DC/OS Elastic Security
The DC/OS Elastic service supports Elastic’s X-Pack transport encryption mechanisms. The service provides automation and orchestration to simplify the use of these important features.
A good overview of X-Pack can be found here.
For a step-by-step guide on deploying a secure Elastic service check out Deploying a Secure Elastic Service.
Transport Encryption
With transport encryption enabled, DC/OS Elastic will automatically deploy all nodes with the correct configuration to encrypt communication via SSL. The nodes will communicate securely between themselves using SSL.
The service uses the DC/OS CA to generate the SSL artifacts that it uses to secure the service. Any client that trusts the DC/OS CA will consider the service’s certificates valid.
Prerequisites
- A DC/OS Service Account with a secret stored in the DC/OS Secret Store.
- DC/OS Superuser permissions for modifying the permissions of the Service Account.
Configure Transport Encryption
Set up the service account
Grant the service account the correct permissions.
- In DC/OS 1.10, the required permission is
dcos:superuser full
. - In DC/OS 1.11 and later, the required permissions are:
dcos:secrets:default:/<service name>/* full
dcos:secrets:list:default:/<service name> read
dcos:adminrouter:ops:ca:rw full
dcos:adminrouter:ops:ca:ro full
where <service name>
is the name of the service to be installed.
Run the following DC/OS Enterprise CLI commands to set permissions for the service account on a strict cluster:
dcos security org users grant ${SERVICE_ACCOUNT} dcos:mesos:master:task:app_id:<service/name> create
dcos security org users grant ${SERVICE_ACCOUNT} dcos:mesos:master:reservation:principal:dev_hdfs create
dcos security org users grant ${SERVICE_ACCOUNT} dcos:mesos:master:volume:principal:dev_hdfs create
Install the service
Install the DC/OS Elastic service including the following options in addition to your own:
{
"service": {
"service_account": "<your service account name>",
"service_account_secret": "<full path of service secret>",
"security": {
"transport_encryption": {
"enabled": true
}
}
}, "elasticsearch": { "xpack_enabled": true }
}
Transport Encryption for Clients
With Transport Encryption enabled, service clients will need to be configured to use the DC/OS CA bundle to verify the connections they make to the service. Consult your client’s documentation for trusting a CA and configure your client appropriately.
Forwarding DNS and Custom Domain
Every DC/OS cluster has a unique cryptographic ID which can be used to forward DNS queries to that cluster.

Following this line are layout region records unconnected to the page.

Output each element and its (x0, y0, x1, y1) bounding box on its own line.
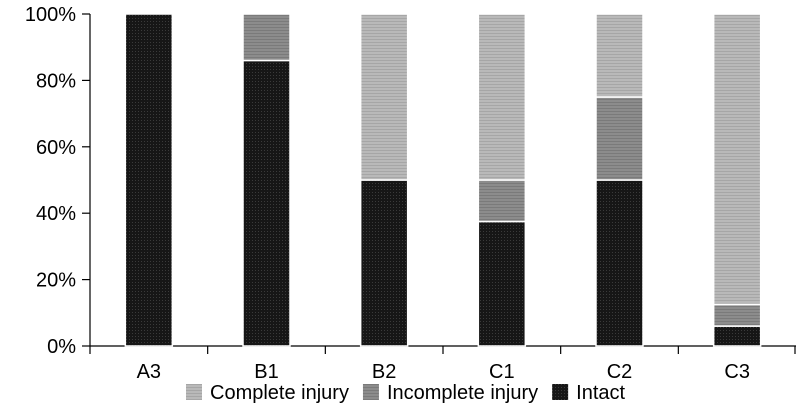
bar-segment-c2-complete-injury (595, 13, 644, 98)
y-tick-label: 60% (36, 137, 76, 159)
x-tick-label: B2 (372, 361, 396, 383)
bar-segment-c2-incomplete-injury (595, 96, 644, 181)
bar-segment-c3-incomplete-injury (712, 303, 762, 327)
y-tick-label: 40% (36, 203, 76, 225)
x-tick-label: C3 (724, 361, 750, 383)
bar-segment-b2-intact (359, 179, 409, 347)
bar-segment-c2-intact (595, 179, 644, 347)
legend-label: Incomplete injury (387, 382, 538, 404)
bar-segment-b2-complete-injury (359, 13, 409, 181)
x-axis: A3 B1 B2 C1 C2 C3 (89, 345, 796, 383)
y-tick-label: 100% (25, 4, 76, 26)
bar-segment-c3-complete-injury (712, 13, 762, 306)
x-tick-label: C1 (489, 361, 515, 383)
bar-segment-c3-intact (712, 325, 762, 347)
bar-segment-b1-intact (242, 59, 291, 347)
legend-label: Complete injury (210, 382, 349, 404)
bar-segment-a3-intact (124, 13, 174, 347)
legend-label: Intact (576, 382, 625, 404)
x-tick-label: A3 (137, 361, 161, 383)
legend-swatch-complete-injury (186, 384, 202, 400)
bar-segment-c1-complete-injury (477, 13, 527, 181)
bar-segment-c1-incomplete-injury (477, 179, 527, 223)
bar-segment-b1-incomplete-injury (242, 13, 291, 62)
bars (124, 13, 762, 347)
y-axis: 0% 20% 40% 60% 80% 100% (25, 4, 91, 358)
x-tick-label: B1 (254, 361, 278, 383)
y-tick-label: 20% (36, 270, 76, 292)
y-tick-label: 0% (47, 336, 76, 358)
bar-segment-c1-intact (477, 220, 527, 347)
x-tick-label: C2 (607, 361, 633, 383)
y-tick-label: 80% (36, 70, 76, 92)
legend-swatch-intact (552, 384, 569, 400)
legend: Complete injury Incomplete injury Intact (186, 382, 626, 404)
legend-swatch-incomplete-injury (362, 384, 379, 400)
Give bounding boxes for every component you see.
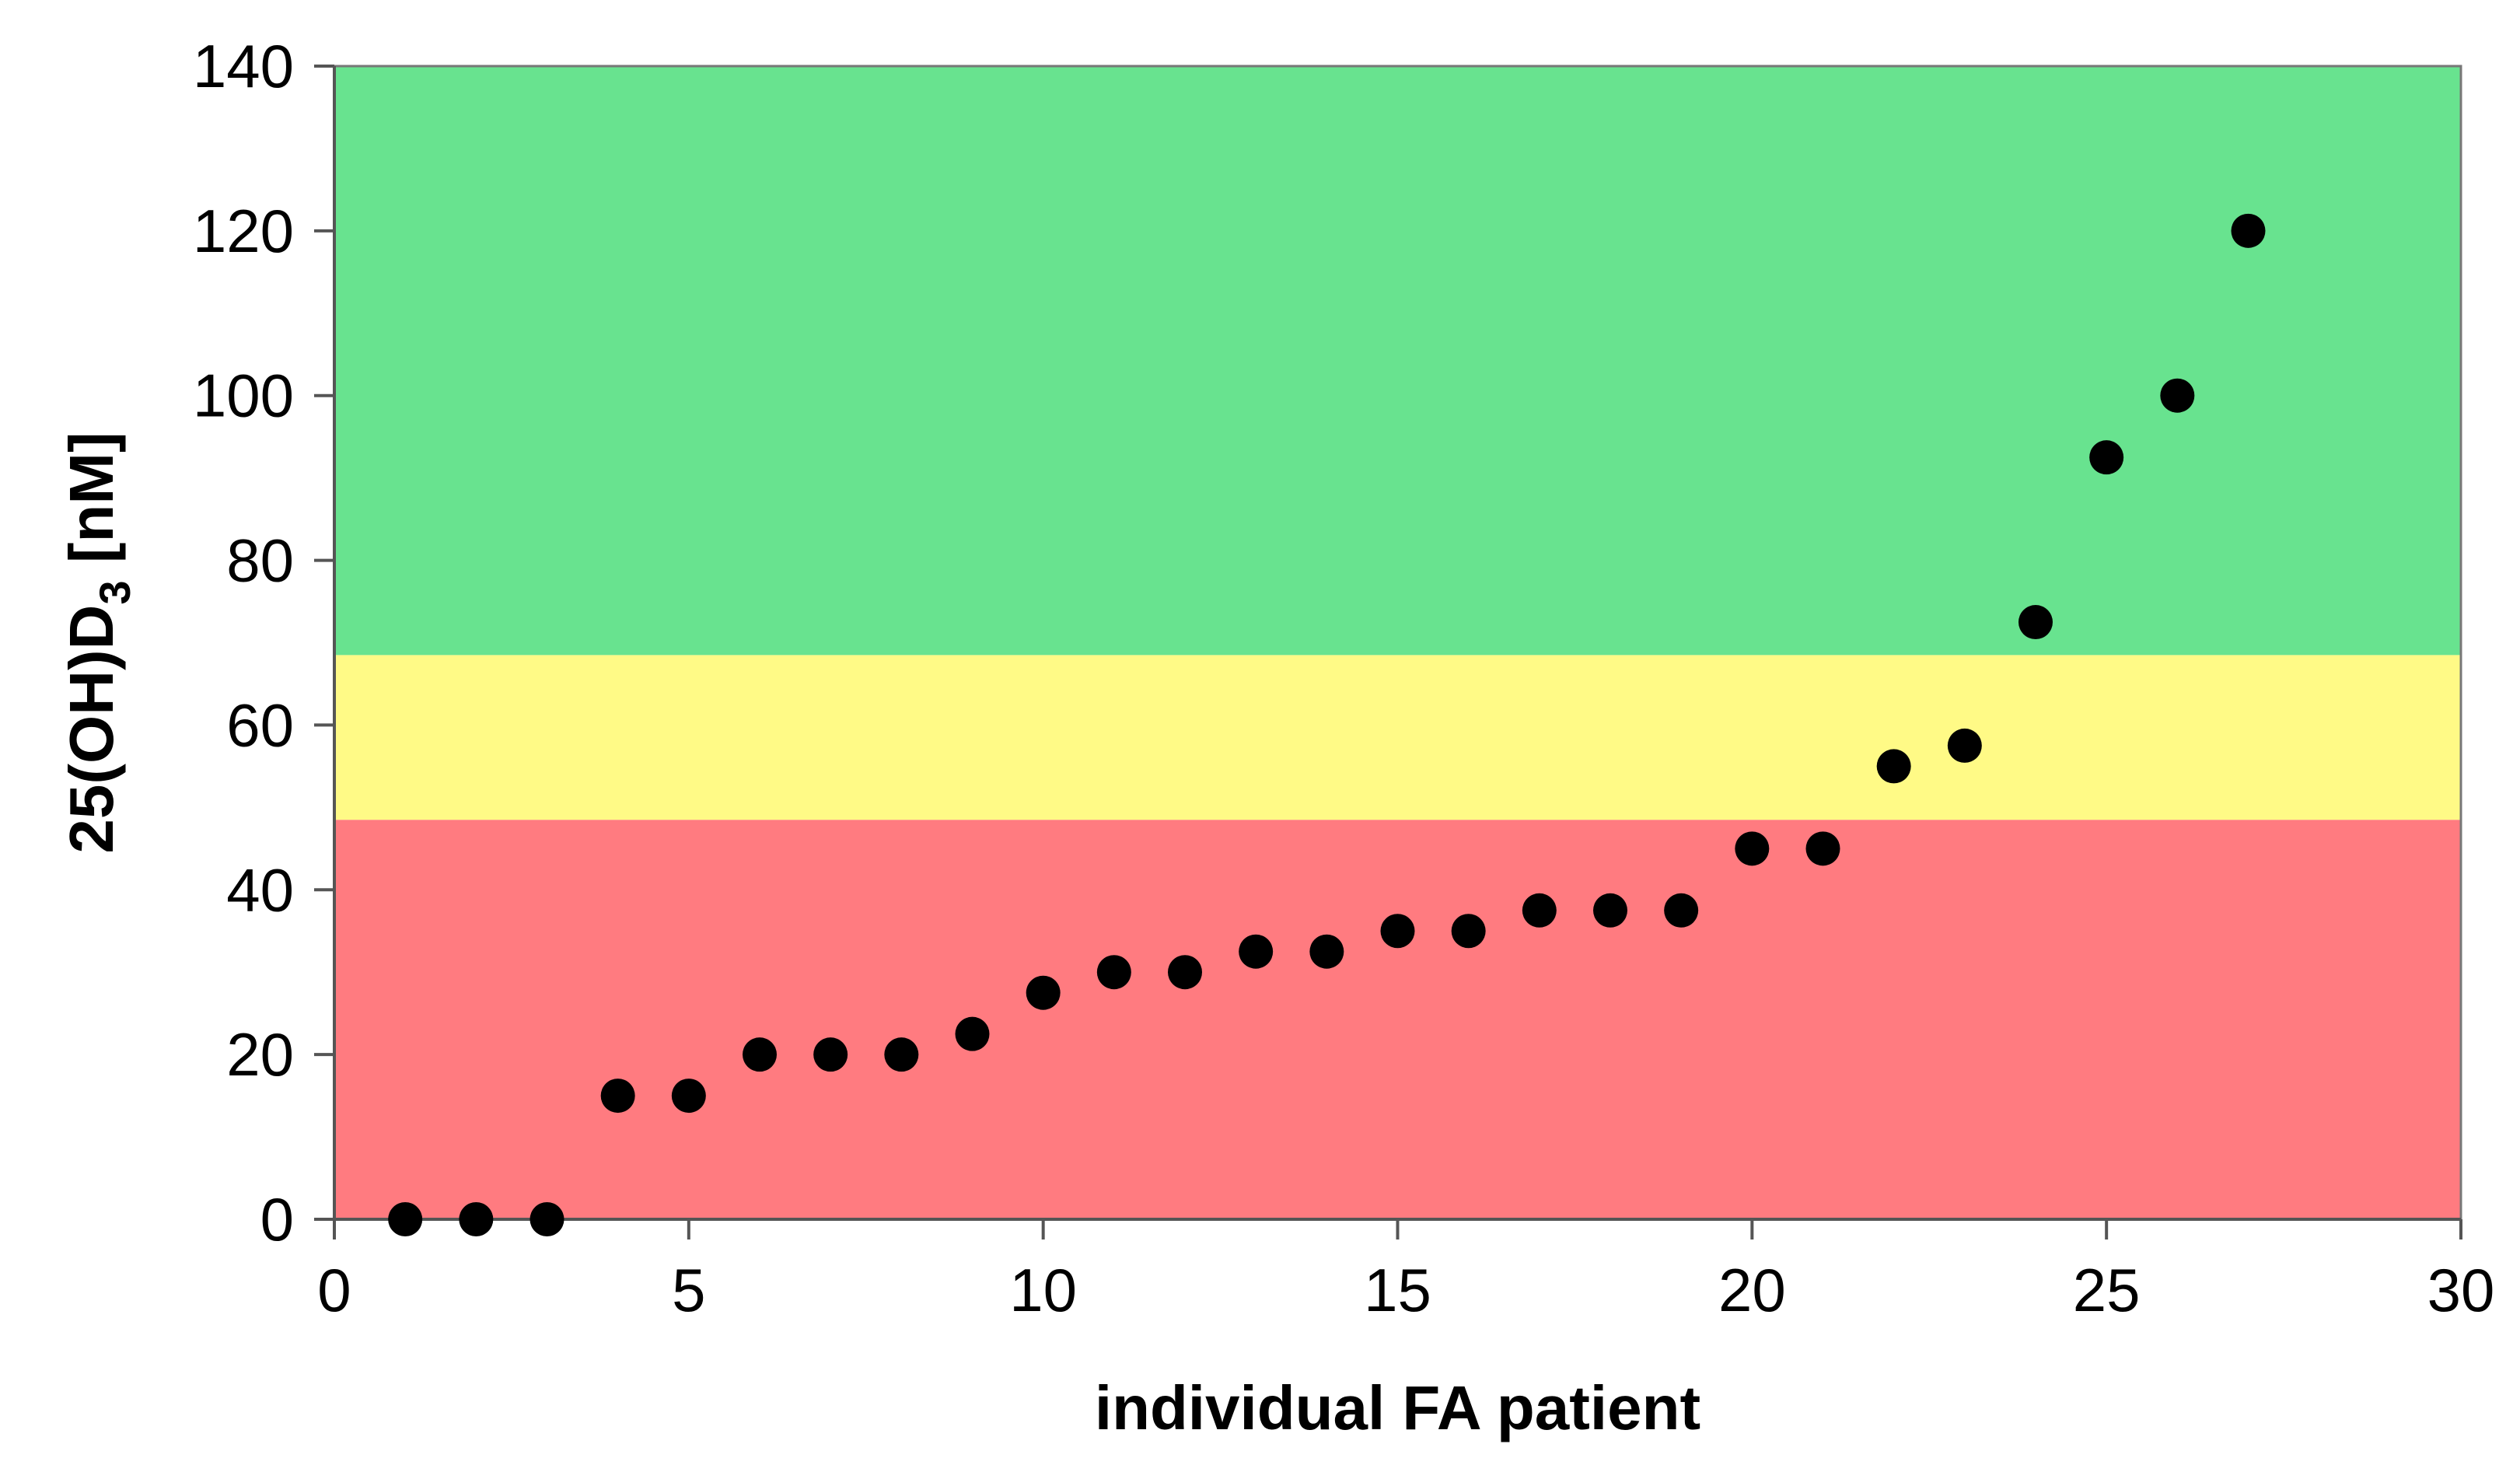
- data-point: [671, 1079, 706, 1114]
- data-point: [1026, 975, 1061, 1010]
- x-tick-label: 10: [1009, 1256, 1077, 1324]
- data-point: [955, 1016, 990, 1051]
- data-point: [1947, 728, 1982, 763]
- data-point: [1309, 934, 1344, 969]
- data-point: [1096, 955, 1131, 990]
- data-point: [2089, 440, 2124, 475]
- y-tick-label: 140: [193, 32, 294, 100]
- y-tick-label: 20: [226, 1020, 294, 1089]
- data-point: [530, 1202, 564, 1236]
- axes: 0 20 40 60 80 100 120 140 0 5 10 15 20 25 30: [193, 32, 2495, 1324]
- x-axis-title: individual FA patient: [1095, 1373, 1700, 1442]
- data-point: [1593, 893, 1627, 928]
- data-point: [2231, 213, 2266, 248]
- y-tick-label: 0: [260, 1185, 294, 1253]
- x-tick-label: 0: [317, 1256, 351, 1324]
- x-tick-label: 25: [2073, 1256, 2141, 1324]
- y-axis-title-unit: [nM]: [57, 432, 126, 580]
- data-point: [1451, 914, 1486, 949]
- data-point: [2160, 378, 2195, 413]
- band-sufficient: [334, 66, 2461, 656]
- data-point: [459, 1202, 494, 1236]
- plot-background-bands: [334, 66, 2461, 1219]
- data-point: [1239, 934, 1274, 969]
- data-point: [743, 1037, 777, 1072]
- data-point: [1876, 749, 1911, 784]
- y-tick-label: 40: [226, 855, 294, 924]
- y-axis-title-subscript: 3: [90, 580, 139, 604]
- y-tick-label: 120: [193, 197, 294, 265]
- band-insufficient: [334, 655, 2461, 820]
- band-deficient: [334, 820, 2461, 1219]
- data-point: [1168, 955, 1202, 990]
- y-axis-title: 25(OH)D3 [nM]: [57, 432, 139, 853]
- x-tick-label: 30: [2427, 1256, 2495, 1324]
- data-point: [2018, 605, 2053, 640]
- data-point: [388, 1202, 423, 1236]
- y-tick-label: 60: [226, 691, 294, 759]
- x-tick-label: 5: [672, 1256, 705, 1324]
- y-tick-label: 80: [226, 526, 294, 595]
- data-point: [1664, 893, 1699, 928]
- data-point: [813, 1037, 848, 1072]
- data-point: [1805, 831, 1840, 866]
- data-points: [388, 213, 2266, 1236]
- y-axis-title-main: 25(OH)D: [57, 605, 126, 854]
- data-point: [1380, 914, 1415, 949]
- data-point: [1735, 831, 1770, 866]
- data-point: [1522, 893, 1557, 928]
- x-tick-label: 20: [1718, 1256, 1786, 1324]
- y-tick-label: 100: [193, 362, 294, 430]
- x-tick-label: 15: [1364, 1256, 1431, 1324]
- data-point: [884, 1037, 919, 1072]
- data-point: [600, 1079, 635, 1114]
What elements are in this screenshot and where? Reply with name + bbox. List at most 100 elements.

To securely expose the service outside the cluster, external clients must have an upstream resolver configured to forward DNS queries to the DC/OS cluster of the service as described here.
With only forwarding configured, DNS entries within the DC/OS cluster will be resolvable at <task-domain>.autoip.dcos.<cryptographic-id>.dcos.directory
. However, if you configure a DNS alias, you can use a custom domain. For example, <task-domain>.cluster-1.acmeco.net
. In either case, the DC/OS Elastic service will need to be installed with an additional security option:
{
"service": {
"security": {
"custom_domain": "<custom-domain>"
}
}
}
where <custom-domain>
is one of autoip.dcos.<cryptographic-id>.dcos.directory
or your organization’s specific domain (e.g., cluster-1.acmeco.net
).
As a concrete example, using the custom domain of cluster-1.acmeco.net
the node 0 task would have a host of node-0-server.<service-name>.cluster-1.acmeco.net
.
Kibana
To use the DC/OS Kibana service in tandem with DC/OS Elastic when the latter has Transport Encryption enabled, install (or update) Kibana with the following options in addition to your own:
{
"kibana": {
"elasticsearch_tls": true,
"elasticsearch_url": "https://<elastic-coordinator-vip>"
}
}
This configures the Kibana service to connect securely to the DC/OS Elastic Service.